Tem de terminar a postura recorrente dos partidos do ‘arco da governação’, que convergem somente num ponto: quando estão na oposição, abundam as críticas; quando chegam ao poder, surge o paraíso idílico. Mudam os ciclos políticos, mas as barricadas permanecem com mudança de campo,

Tenho defendido, tal como muitos protagonistas do setor, a criação de condições para que a Saúde deixe de ser uma arma de combate político-partidário.

O SNS, a sua defesa, o seu fortalecimento e a melhor articulação com os setores privado e social são, desde sempre, matérias amplamente consensuais no país. Desde a sua criação por António Arnaut e a sua operacionalização por Paulo Mendo, a população, as organizações da sociedade e os partidos políticos convergem na sua importância. 

O SNS não tem dono: é de todos.

Por isso, um pacto de regime é essencial e necessário, exigindo acordo alargado  – com a habitual exceção dos radicais – daqueles que procuram ganhos políticos com a desgraça, a agitação e que tudo fazem para alimentar do ‘quanto pior, melhor’.

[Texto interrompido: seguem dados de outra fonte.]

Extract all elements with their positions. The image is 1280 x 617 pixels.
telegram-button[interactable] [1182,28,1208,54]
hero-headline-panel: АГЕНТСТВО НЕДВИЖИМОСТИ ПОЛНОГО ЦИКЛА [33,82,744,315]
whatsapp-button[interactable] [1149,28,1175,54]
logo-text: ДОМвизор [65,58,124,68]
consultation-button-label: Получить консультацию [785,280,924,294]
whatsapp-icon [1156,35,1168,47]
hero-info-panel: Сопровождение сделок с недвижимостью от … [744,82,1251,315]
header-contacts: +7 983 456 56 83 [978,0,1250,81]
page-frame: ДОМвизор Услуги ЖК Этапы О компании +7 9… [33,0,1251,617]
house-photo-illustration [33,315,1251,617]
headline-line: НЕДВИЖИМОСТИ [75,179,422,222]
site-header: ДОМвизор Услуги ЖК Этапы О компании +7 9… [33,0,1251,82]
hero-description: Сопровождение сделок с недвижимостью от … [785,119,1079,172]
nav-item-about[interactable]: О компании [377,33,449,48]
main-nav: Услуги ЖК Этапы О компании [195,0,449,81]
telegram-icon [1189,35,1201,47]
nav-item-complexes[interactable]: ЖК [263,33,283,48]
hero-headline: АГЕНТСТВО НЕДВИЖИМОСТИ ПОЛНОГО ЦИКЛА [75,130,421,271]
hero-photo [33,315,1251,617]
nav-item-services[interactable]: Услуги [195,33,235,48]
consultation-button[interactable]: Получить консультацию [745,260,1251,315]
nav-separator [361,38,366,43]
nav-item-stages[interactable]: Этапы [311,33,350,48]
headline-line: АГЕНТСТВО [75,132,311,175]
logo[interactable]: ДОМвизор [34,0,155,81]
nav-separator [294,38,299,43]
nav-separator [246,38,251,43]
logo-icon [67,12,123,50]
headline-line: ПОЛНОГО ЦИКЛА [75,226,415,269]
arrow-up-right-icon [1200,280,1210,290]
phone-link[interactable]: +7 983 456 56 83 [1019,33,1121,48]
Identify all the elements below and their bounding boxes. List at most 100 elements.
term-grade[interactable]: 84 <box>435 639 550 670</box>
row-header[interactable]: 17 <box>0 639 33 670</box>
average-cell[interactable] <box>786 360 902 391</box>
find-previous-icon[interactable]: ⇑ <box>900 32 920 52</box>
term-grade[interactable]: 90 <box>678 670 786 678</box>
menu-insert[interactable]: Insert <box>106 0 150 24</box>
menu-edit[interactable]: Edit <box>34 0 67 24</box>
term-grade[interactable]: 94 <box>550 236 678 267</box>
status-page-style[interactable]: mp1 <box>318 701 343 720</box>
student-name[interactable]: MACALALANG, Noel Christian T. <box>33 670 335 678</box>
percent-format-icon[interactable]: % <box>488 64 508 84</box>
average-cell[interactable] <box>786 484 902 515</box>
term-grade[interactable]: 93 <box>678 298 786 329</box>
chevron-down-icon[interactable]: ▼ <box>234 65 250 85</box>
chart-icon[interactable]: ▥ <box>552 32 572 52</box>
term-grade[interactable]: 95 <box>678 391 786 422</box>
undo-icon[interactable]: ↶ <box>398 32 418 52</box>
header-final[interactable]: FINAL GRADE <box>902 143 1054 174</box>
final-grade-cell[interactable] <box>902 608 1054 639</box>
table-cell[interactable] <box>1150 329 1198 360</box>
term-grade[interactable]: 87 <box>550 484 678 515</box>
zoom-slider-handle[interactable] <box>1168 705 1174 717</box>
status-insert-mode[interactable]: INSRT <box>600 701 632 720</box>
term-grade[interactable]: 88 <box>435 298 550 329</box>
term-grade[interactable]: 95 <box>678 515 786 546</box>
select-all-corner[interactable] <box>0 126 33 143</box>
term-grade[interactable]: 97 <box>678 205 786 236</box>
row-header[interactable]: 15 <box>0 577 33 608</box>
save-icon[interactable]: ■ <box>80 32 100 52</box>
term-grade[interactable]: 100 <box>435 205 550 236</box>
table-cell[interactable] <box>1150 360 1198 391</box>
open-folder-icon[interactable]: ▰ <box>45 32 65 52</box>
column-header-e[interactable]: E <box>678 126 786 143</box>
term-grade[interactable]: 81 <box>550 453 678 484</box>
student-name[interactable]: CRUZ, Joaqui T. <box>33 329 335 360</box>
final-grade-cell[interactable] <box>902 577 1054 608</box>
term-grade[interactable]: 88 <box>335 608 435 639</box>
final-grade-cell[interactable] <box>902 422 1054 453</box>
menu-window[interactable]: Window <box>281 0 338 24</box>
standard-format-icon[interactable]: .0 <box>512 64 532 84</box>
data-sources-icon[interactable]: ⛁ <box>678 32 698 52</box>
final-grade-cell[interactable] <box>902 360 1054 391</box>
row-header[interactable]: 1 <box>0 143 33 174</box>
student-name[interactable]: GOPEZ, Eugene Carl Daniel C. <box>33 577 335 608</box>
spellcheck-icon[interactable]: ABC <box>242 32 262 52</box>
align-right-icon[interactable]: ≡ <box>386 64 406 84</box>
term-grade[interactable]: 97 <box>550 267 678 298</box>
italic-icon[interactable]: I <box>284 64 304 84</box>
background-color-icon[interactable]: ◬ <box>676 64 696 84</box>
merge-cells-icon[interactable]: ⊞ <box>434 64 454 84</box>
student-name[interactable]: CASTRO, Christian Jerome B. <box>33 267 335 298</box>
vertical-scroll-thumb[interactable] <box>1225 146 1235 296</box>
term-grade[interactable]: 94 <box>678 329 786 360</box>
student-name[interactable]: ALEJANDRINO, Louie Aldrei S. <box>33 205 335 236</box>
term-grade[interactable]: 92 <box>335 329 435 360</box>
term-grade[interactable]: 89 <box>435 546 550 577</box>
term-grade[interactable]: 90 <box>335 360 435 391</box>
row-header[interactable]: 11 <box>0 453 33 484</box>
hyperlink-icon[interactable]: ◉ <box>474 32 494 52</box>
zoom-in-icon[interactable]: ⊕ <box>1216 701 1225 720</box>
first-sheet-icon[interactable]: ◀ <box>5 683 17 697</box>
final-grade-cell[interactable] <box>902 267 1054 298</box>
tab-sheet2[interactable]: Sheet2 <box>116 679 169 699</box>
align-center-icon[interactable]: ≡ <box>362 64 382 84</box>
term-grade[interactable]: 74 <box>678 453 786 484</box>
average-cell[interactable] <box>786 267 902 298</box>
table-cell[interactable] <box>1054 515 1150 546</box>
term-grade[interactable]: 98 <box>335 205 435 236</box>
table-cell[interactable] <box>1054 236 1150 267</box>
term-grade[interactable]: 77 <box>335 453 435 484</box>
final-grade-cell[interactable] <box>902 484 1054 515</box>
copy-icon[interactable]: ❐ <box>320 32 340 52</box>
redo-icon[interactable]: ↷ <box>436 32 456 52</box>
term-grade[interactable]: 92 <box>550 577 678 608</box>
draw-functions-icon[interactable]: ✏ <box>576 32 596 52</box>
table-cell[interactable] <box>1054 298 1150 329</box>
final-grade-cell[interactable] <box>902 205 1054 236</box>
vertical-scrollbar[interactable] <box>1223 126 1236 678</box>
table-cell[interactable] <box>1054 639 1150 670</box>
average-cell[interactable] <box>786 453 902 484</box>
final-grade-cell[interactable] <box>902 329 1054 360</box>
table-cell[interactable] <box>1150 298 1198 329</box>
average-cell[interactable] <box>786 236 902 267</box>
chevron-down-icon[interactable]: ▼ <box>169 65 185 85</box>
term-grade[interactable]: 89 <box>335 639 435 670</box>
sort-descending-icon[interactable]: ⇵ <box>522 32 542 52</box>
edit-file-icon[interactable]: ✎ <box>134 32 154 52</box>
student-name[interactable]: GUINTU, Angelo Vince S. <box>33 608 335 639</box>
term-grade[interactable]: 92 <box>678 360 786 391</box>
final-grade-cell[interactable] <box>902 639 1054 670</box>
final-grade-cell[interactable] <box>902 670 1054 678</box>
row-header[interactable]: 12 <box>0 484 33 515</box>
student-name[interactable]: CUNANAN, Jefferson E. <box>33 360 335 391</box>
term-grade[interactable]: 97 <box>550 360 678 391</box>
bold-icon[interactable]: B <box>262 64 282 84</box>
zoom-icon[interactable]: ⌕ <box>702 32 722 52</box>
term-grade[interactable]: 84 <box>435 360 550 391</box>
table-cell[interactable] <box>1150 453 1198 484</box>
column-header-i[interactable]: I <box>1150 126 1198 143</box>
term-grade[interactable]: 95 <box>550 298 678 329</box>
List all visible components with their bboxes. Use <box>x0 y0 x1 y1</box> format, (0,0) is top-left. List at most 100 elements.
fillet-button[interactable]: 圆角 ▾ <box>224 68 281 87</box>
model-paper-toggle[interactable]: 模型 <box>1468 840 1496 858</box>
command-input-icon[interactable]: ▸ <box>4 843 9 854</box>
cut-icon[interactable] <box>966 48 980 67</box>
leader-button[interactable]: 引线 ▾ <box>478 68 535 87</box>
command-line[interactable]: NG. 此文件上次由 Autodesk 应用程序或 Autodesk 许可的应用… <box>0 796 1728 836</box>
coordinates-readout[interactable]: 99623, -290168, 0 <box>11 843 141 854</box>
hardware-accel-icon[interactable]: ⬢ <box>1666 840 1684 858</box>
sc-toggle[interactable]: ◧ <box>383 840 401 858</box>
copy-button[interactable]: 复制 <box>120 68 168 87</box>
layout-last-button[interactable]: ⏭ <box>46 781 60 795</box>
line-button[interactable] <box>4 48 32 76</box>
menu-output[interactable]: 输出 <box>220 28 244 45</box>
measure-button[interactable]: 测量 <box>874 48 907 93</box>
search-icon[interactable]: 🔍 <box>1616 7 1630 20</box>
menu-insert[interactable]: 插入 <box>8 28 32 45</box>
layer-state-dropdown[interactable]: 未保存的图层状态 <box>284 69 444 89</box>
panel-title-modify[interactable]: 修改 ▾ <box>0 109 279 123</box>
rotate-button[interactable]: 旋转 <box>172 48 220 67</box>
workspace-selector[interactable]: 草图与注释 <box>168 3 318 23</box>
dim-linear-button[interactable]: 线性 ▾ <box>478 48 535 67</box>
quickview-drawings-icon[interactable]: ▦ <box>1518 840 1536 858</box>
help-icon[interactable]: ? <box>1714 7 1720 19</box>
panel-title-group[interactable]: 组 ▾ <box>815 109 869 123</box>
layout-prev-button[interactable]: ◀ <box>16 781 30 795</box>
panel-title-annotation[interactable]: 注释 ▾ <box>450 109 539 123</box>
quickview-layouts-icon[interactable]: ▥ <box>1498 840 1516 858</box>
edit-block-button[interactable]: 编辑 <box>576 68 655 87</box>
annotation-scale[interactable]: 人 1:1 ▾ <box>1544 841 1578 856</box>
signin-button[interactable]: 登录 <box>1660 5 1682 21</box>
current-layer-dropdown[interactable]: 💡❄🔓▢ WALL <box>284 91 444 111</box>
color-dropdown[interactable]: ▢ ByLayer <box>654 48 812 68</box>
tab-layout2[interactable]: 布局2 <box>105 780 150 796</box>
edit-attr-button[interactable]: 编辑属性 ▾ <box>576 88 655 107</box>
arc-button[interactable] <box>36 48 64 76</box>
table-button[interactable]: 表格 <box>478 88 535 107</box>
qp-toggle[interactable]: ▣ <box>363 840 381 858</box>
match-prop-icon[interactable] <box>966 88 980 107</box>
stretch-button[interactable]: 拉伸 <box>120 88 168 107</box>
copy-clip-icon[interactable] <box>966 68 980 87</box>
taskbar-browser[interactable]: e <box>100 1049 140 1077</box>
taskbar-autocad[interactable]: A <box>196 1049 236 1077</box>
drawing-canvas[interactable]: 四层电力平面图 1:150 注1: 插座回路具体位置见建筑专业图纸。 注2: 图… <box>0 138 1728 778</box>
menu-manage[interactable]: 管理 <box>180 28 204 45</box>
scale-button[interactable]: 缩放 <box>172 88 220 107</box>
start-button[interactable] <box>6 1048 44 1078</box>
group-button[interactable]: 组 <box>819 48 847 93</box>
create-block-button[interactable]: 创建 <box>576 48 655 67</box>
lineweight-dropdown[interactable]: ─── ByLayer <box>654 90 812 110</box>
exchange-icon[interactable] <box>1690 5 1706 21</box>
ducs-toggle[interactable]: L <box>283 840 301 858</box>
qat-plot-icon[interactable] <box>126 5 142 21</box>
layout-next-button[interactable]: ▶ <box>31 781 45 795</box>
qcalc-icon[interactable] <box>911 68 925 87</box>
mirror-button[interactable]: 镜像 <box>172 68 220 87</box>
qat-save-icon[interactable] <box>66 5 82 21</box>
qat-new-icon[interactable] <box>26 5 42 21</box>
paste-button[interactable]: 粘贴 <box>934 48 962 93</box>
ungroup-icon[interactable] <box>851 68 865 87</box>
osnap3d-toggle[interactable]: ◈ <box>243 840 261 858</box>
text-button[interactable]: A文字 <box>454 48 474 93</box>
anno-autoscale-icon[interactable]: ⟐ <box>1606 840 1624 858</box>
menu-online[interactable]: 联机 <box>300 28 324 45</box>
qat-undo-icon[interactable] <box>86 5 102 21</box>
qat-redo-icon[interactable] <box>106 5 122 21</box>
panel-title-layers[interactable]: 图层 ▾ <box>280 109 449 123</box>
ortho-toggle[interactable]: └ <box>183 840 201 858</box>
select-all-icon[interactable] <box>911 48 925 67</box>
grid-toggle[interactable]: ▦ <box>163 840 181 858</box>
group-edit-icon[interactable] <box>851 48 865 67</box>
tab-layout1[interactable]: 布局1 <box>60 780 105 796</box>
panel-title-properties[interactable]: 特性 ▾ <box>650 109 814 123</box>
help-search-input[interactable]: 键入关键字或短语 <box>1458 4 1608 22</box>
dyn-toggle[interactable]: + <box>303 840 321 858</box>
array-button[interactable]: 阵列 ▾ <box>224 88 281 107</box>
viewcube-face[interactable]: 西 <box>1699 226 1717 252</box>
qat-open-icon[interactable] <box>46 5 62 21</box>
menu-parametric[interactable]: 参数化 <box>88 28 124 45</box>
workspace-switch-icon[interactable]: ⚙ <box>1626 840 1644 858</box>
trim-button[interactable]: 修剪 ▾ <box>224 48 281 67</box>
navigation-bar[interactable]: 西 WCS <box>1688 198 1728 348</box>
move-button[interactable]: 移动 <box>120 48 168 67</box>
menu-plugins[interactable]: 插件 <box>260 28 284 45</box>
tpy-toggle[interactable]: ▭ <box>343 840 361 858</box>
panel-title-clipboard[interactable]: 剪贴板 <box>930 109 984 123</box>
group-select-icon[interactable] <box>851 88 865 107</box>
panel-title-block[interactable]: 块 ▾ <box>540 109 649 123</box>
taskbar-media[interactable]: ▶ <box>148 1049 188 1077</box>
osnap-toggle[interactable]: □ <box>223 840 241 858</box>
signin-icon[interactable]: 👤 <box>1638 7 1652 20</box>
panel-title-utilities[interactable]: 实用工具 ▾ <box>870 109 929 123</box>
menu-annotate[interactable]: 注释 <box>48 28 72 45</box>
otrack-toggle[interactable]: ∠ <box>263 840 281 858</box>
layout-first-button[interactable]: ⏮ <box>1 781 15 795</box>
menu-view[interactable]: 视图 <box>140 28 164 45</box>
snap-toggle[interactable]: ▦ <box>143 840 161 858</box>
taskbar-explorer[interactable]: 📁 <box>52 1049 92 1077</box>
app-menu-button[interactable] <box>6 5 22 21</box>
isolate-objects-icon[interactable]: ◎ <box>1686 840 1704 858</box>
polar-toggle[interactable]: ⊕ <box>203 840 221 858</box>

Sem perder identidade nem salutares diferenças naturais, é possível convergir em matérias concretas: financiamento e investimento, saúde pública, organização, políticas de incentivo à fixação e motivação dos profissionais, prevenção entre outras.

Com o envolvimento da população, das autarquias, do setor privado e social, das ordens profissionais e de sindicatos que privilegiem a sensatez, o diálogo e a procura de soluções

Com as debilidades conhecidas, é insustentável a constante mudança de políticas a cada governo – ou, mesmo, a cada ministro do mesmo governo – frequentemente sem estudos prévios ou avaliação dos seus verdadeiros impactos.

Adiam-se respostas aos utentes sem médico de família, às listas de espera, aos casos sociais que permanecem nos hospitais, à hospitalização domiciliária.

Livre de ideias irrealistas ou populistas, é urgente responder ao sub-financiamento persistente do SNS, apesar do aumento das transferências na última década. A despesa direta dos portugueses em saúde é excessivamente elevada, tal como a carga fiscal. É essencial que quem paga impostos não descreia do SNS.

A crise e a degradação do SNS afetam o acesso dos portugueses aos cuidados de saúde e exigem uma responsabilidade acrescida: firmeza, sim, mas sempre de forma construtiva.

É fundamental melhorar as condições de trabalho, investir seriamente na promoção e literacia em saúde.

Dir-se-á que nada do que escrevi é novo ou sequer original, que são frases feitas e boas intenções repetidas pela classe política. Mas a verdade é que nem sequer o banal, o óbvio e o consensual foram ainda concretizados, podendo dizer-se que a necessidade de um pacto é uma verdade tantas vezes repetida que é mentira.

Agora e sempre, pelo SNS e pelos portugueses, é essencial que haja um compromisso claro:  que o SNS, seja um verdadeiro fator de união e de acordo!